I believe there was just a new firmware (1.8?) released for the PS3 that will allow it to do scaling on SD dvds as well as older PS1 and PS2 games. It also fixes many of the HDMI handshake issues that the PS3 has been having with various display devices when outputting 1080p.



> Buyers should be aware that if you're using the optical output, the PS3 will not play SACDs. I was a bit shocked to discover that I now own an SACD player but can't get it to work! Something about copy protection over PCM streams...


I don't believe any device can play SACD over optical, you need either 5-7 coaxial cables or HDMI to support the bandwidth.


----------



## wbassett (Feb 8, 2007)

The new firmware does indeed upscale. In fact it upscales a few things that Sony specifically said it wouldn't, like content on DVD+/-Rs.

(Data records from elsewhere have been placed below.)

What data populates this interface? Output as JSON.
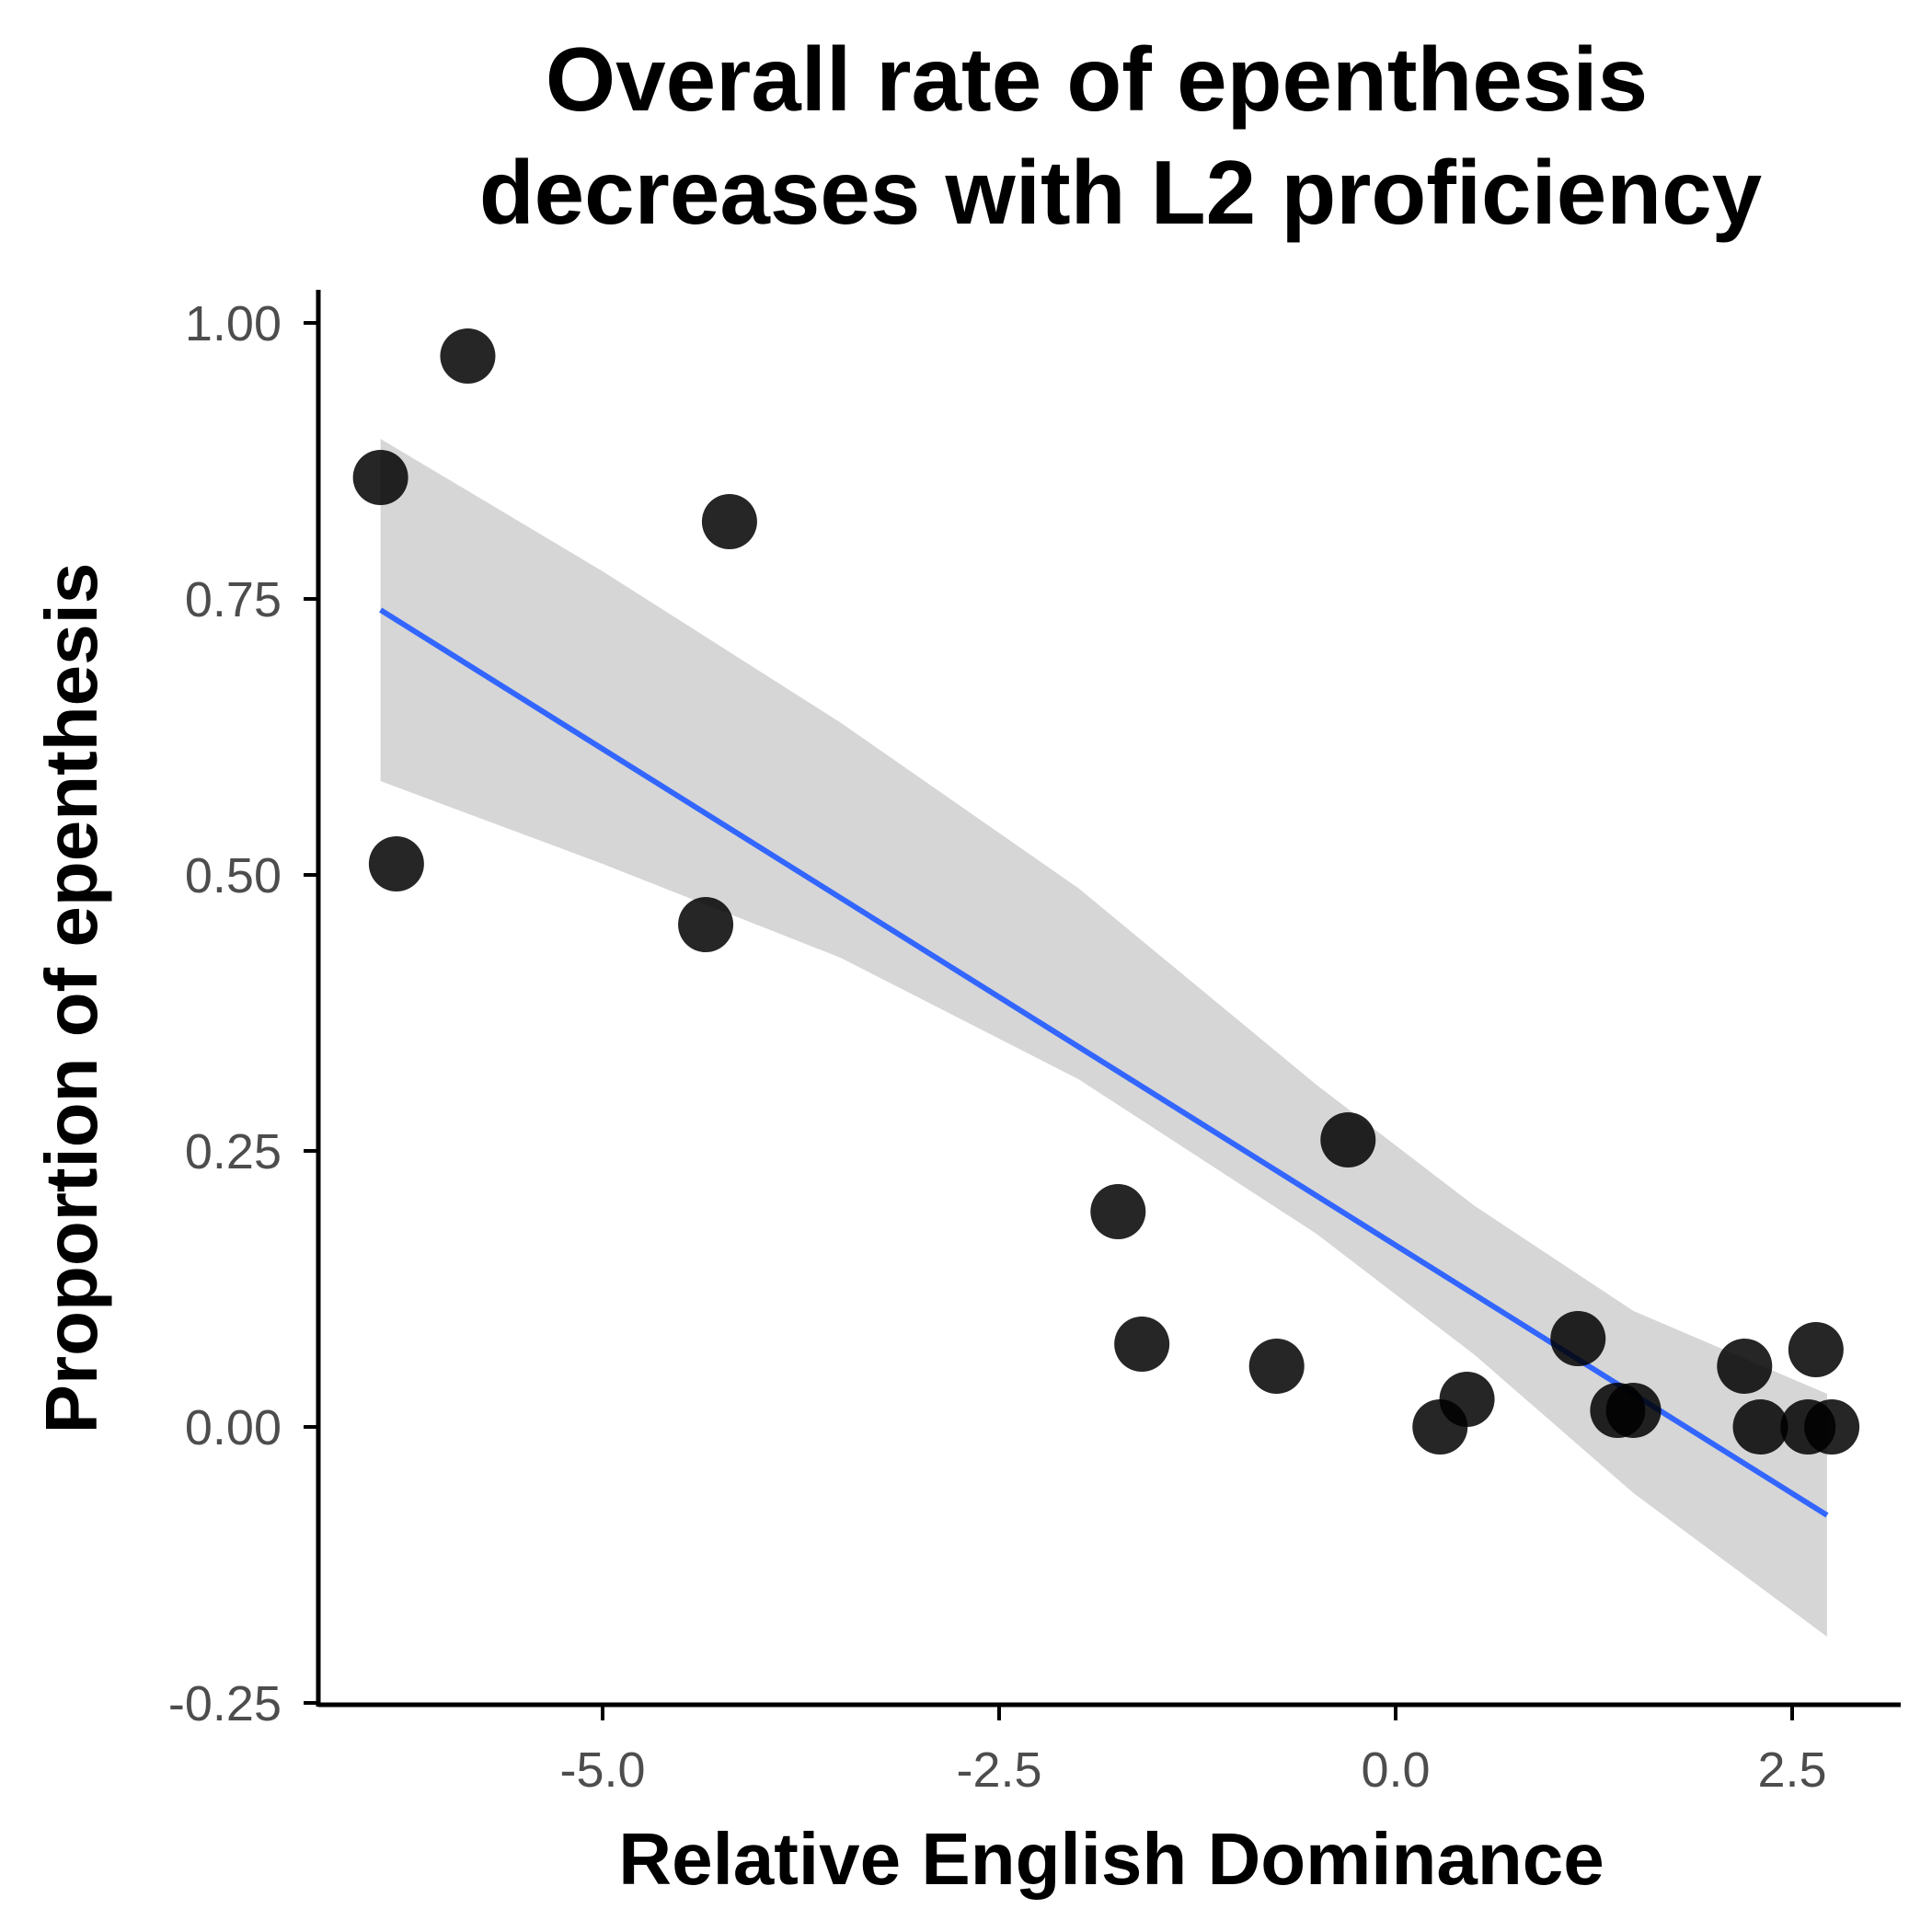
{
  "chart_data": {
    "type": "scatter",
    "title_lines": [
      "Overall rate of epenthesis",
      "decreases with L2 proficiency"
    ],
    "xlabel": "Relative English Dominance",
    "ylabel": "Proportion of epenthesis",
    "xlim": [
      -8.0,
      3.15
    ],
    "ylim": [
      -0.25,
      1.03
    ],
    "x_ticks": [
      {
        "value": -5.0,
        "label": "-5.0"
      },
      {
        "value": -2.5,
        "label": "-2.5"
      },
      {
        "value": 0.0,
        "label": "0.0"
      },
      {
        "value": 2.5,
        "label": "2.5"
      }
    ],
    "y_ticks": [
      {
        "value": -0.25,
        "label": "-0.25"
      },
      {
        "value": 0.0,
        "label": "0.00"
      },
      {
        "value": 0.25,
        "label": "0.25"
      },
      {
        "value": 0.5,
        "label": "0.50"
      },
      {
        "value": 0.75,
        "label": "0.75"
      },
      {
        "value": 1.0,
        "label": "1.00"
      }
    ],
    "points": [
      {
        "x": -6.4,
        "y": 0.86
      },
      {
        "x": -6.3,
        "y": 0.51
      },
      {
        "x": -5.85,
        "y": 0.97
      },
      {
        "x": -4.2,
        "y": 0.82
      },
      {
        "x": -4.35,
        "y": 0.455
      },
      {
        "x": -1.75,
        "y": 0.195
      },
      {
        "x": -1.6,
        "y": 0.075
      },
      {
        "x": -0.75,
        "y": 0.055
      },
      {
        "x": -0.3,
        "y": 0.26
      },
      {
        "x": 0.28,
        "y": 0.0
      },
      {
        "x": 0.45,
        "y": 0.025
      },
      {
        "x": 1.15,
        "y": 0.08
      },
      {
        "x": 1.4,
        "y": 0.015
      },
      {
        "x": 1.5,
        "y": 0.015
      },
      {
        "x": 2.2,
        "y": 0.055
      },
      {
        "x": 2.3,
        "y": 0.0
      },
      {
        "x": 2.6,
        "y": 0.0
      },
      {
        "x": 2.65,
        "y": 0.07
      },
      {
        "x": 2.75,
        "y": 0.0
      }
    ],
    "trend_line": {
      "x": [
        -6.4,
        2.72
      ],
      "y": [
        0.74,
        -0.08
      ]
    },
    "confidence_band": {
      "x": [
        -6.4,
        -5.0,
        -3.5,
        -2.0,
        -0.5,
        0.5,
        1.5,
        2.72
      ],
      "upper": [
        0.895,
        0.775,
        0.638,
        0.488,
        0.31,
        0.2,
        0.105,
        0.03
      ],
      "lower": [
        0.585,
        0.51,
        0.425,
        0.315,
        0.175,
        0.065,
        -0.06,
        -0.19
      ]
    },
    "colors": {
      "points": "#000000",
      "line": "#3366ff",
      "band": "#d6d6d6",
      "axis": "#000000",
      "tick_labels": "#4d4d4d"
    },
    "grid": false
  }
}
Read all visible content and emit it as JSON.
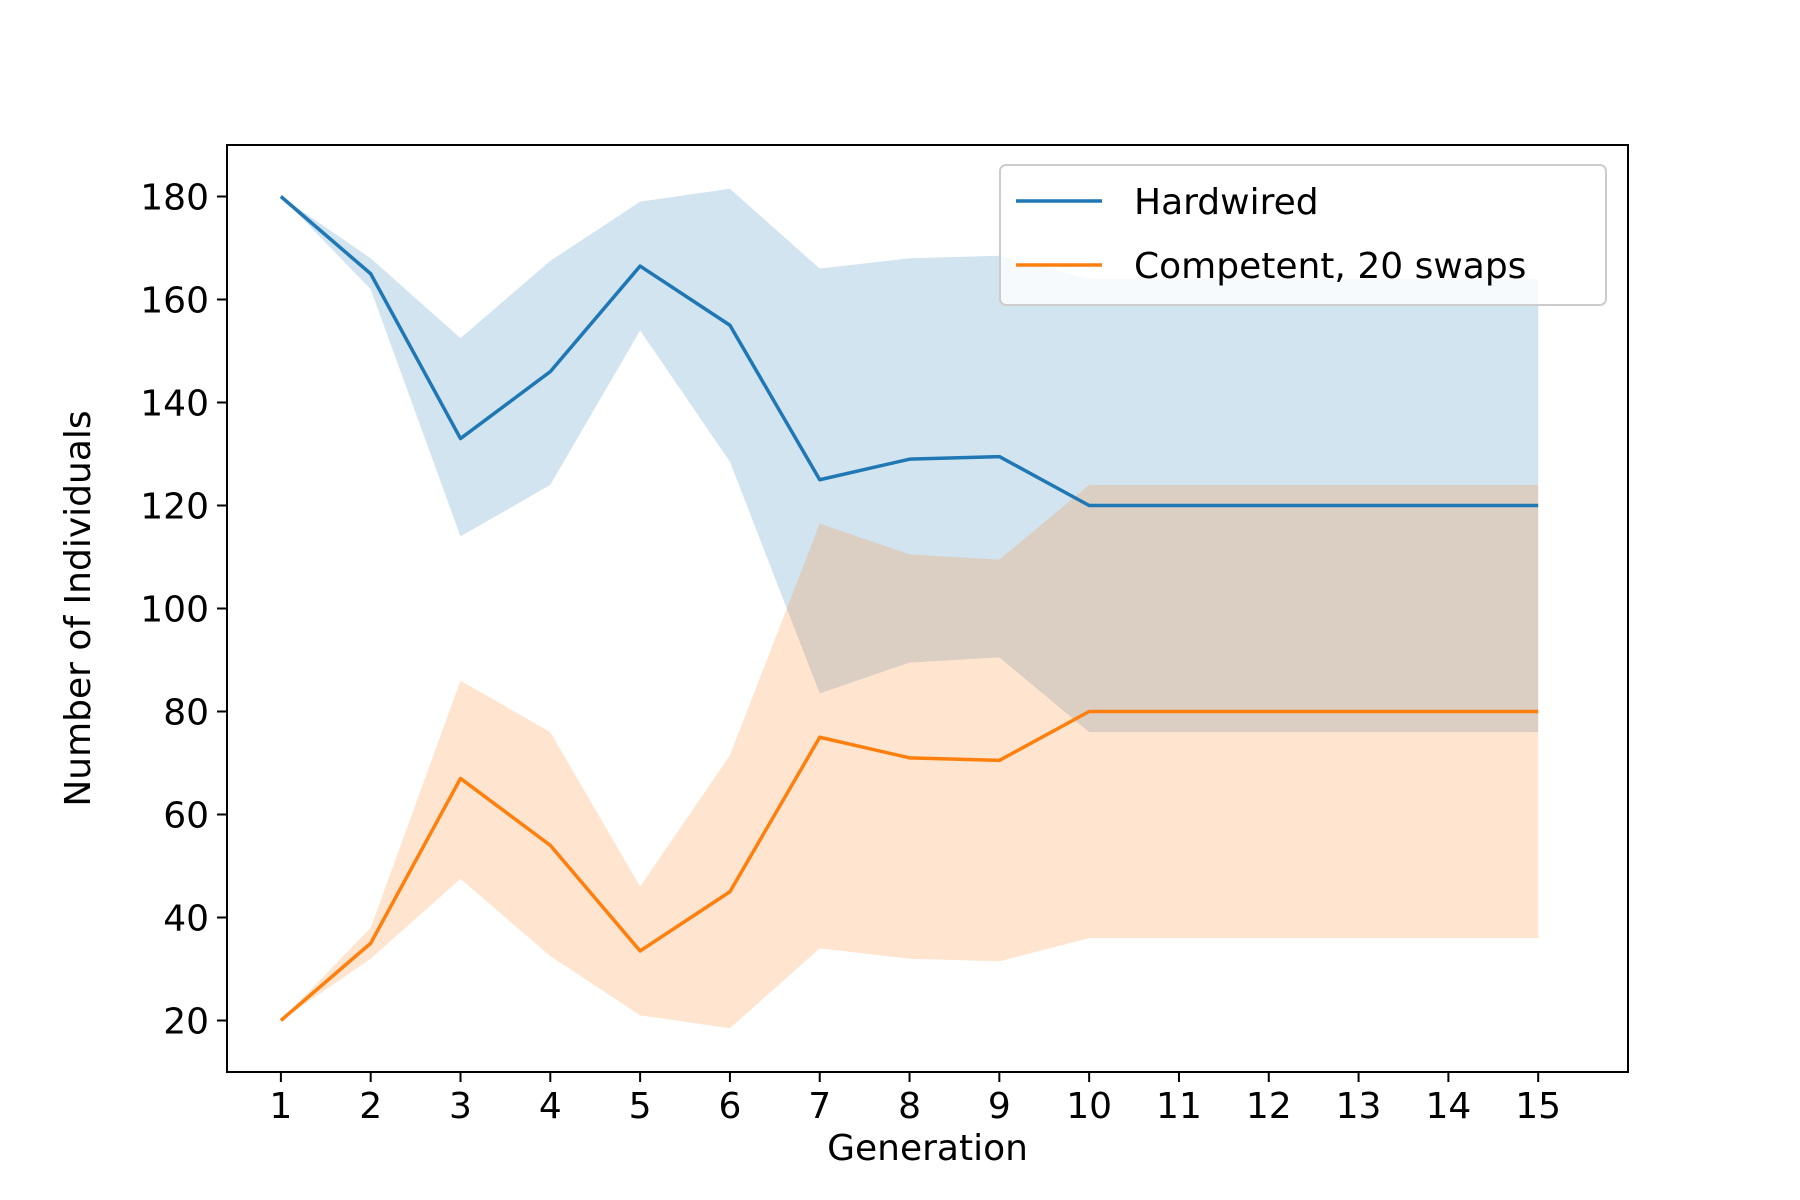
{
  "chart_data": {
    "type": "line",
    "title": "",
    "xlabel": "Generation",
    "ylabel": "Number of Individuals",
    "x": [
      1,
      2,
      3,
      4,
      5,
      6,
      7,
      8,
      9,
      10,
      11,
      12,
      13,
      14,
      15
    ],
    "xlim": [
      0.4,
      16.0
    ],
    "ylim": [
      10,
      190
    ],
    "xticks": [
      1,
      2,
      3,
      4,
      5,
      6,
      7,
      8,
      9,
      10,
      11,
      12,
      13,
      14,
      15
    ],
    "yticks": [
      20,
      40,
      60,
      80,
      100,
      120,
      140,
      160,
      180
    ],
    "grid": false,
    "legend_position": "top-right",
    "series": [
      {
        "name": "Hardwired",
        "color": "#1f77b4",
        "band_color": "#1f77b4",
        "values": [
          180,
          165,
          133,
          146,
          166.5,
          155,
          125,
          129,
          129.5,
          120,
          120,
          120,
          120,
          120,
          120
        ],
        "upper": [
          180,
          168,
          152.5,
          167.5,
          179,
          181.5,
          166,
          168,
          168.5,
          164,
          164,
          164,
          164,
          164,
          164
        ],
        "lower": [
          180,
          162,
          114,
          124,
          154,
          128.5,
          83.5,
          89.5,
          90.5,
          76,
          76,
          76,
          76,
          76,
          76
        ]
      },
      {
        "name": "Competent, 20 swaps",
        "color": "#ff7f0e",
        "band_color": "#ff7f0e",
        "values": [
          20,
          35,
          67,
          54,
          33.5,
          45,
          75,
          71,
          70.5,
          80,
          80,
          80,
          80,
          80,
          80
        ],
        "upper": [
          20,
          38,
          86,
          76,
          46,
          71.5,
          116.5,
          110.5,
          109.5,
          124,
          124,
          124,
          124,
          124,
          124
        ],
        "lower": [
          20,
          32,
          47.5,
          32.5,
          21,
          18.5,
          34,
          32,
          31.5,
          36,
          36,
          36,
          36,
          36,
          36
        ]
      }
    ]
  }
}
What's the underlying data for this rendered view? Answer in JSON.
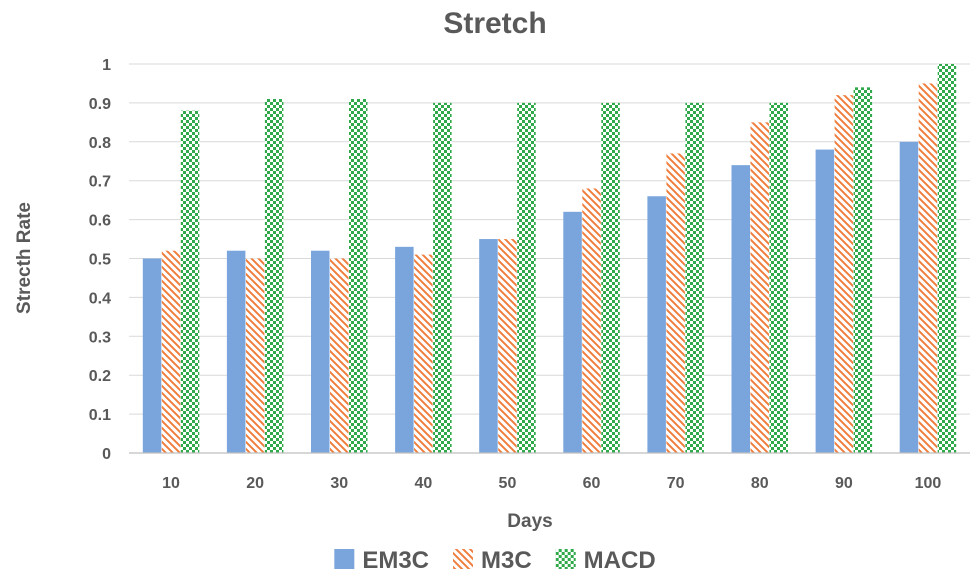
{
  "chart_data": {
    "type": "bar",
    "title": "Stretch",
    "xlabel": "Days",
    "ylabel": "Strecth Rate",
    "categories": [
      "10",
      "20",
      "30",
      "40",
      "50",
      "60",
      "70",
      "80",
      "90",
      "100"
    ],
    "ylim": [
      0,
      1
    ],
    "yticks": [
      "0",
      "0.1",
      "0.2",
      "0.3",
      "0.4",
      "0.5",
      "0.6",
      "0.7",
      "0.8",
      "0.9",
      "1"
    ],
    "grid": true,
    "legend_position": "bottom",
    "series": [
      {
        "name": "EM3C",
        "color": "#7aa5dc",
        "pattern": "solid",
        "values": [
          0.5,
          0.52,
          0.52,
          0.53,
          0.55,
          0.62,
          0.66,
          0.74,
          0.78,
          0.8
        ]
      },
      {
        "name": "M3C",
        "color": "#ef7d3c",
        "pattern": "diagonal-hatch",
        "values": [
          0.52,
          0.5,
          0.5,
          0.51,
          0.55,
          0.68,
          0.77,
          0.85,
          0.92,
          0.95
        ]
      },
      {
        "name": "MACD",
        "color": "#2fa94a",
        "pattern": "checker",
        "values": [
          0.88,
          0.91,
          0.91,
          0.9,
          0.9,
          0.9,
          0.9,
          0.9,
          0.94,
          1.0
        ]
      }
    ]
  }
}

I am extremely pleased with the PS3 and if you don't need analog audio, this BD player (that also happens to play games ) is one of the best players around. 

Currently I got a 320GB My Book external USB drive to test it out as a media server and the preliminary tests are looking very good. I know of no other player that has this capability and this is a power house of a unit in my opinion.


----------



## Snatcher (Jan 8, 2007)

Although the scaler in the 1.8x firmware does great DVD upscaling and de interlacing, it still doesn't scale 720p games to either 1080i or 1080p, is I assume it still doesn't scale 1080p movies to 720p (I only have 1080i, so I cannot tell until I go to my cousin's setup to check on his 720p set).


----------



## wbassett (Feb 8, 2007)

I thought it did mention downscaling to 720p on Sony's website, but I'll have to double check that. Since I have a native 1080p set that's what I'm set at so I have never checked out the lower settings and the PS3 at them.


----------



## bob1029 (Feb 26, 2007)

I have heard about some issues with decoding of dolby digital signals after the 1.6 update that was released. Some people have managed to get around the hitches by toggling options, some were stuck with a completely non-functional digital signal, while others have had zero issues. I would be mildly wary of problems in this arena.


----------



## wbassett (Feb 8, 2007)

So far I've had no problems with mine at all.


----------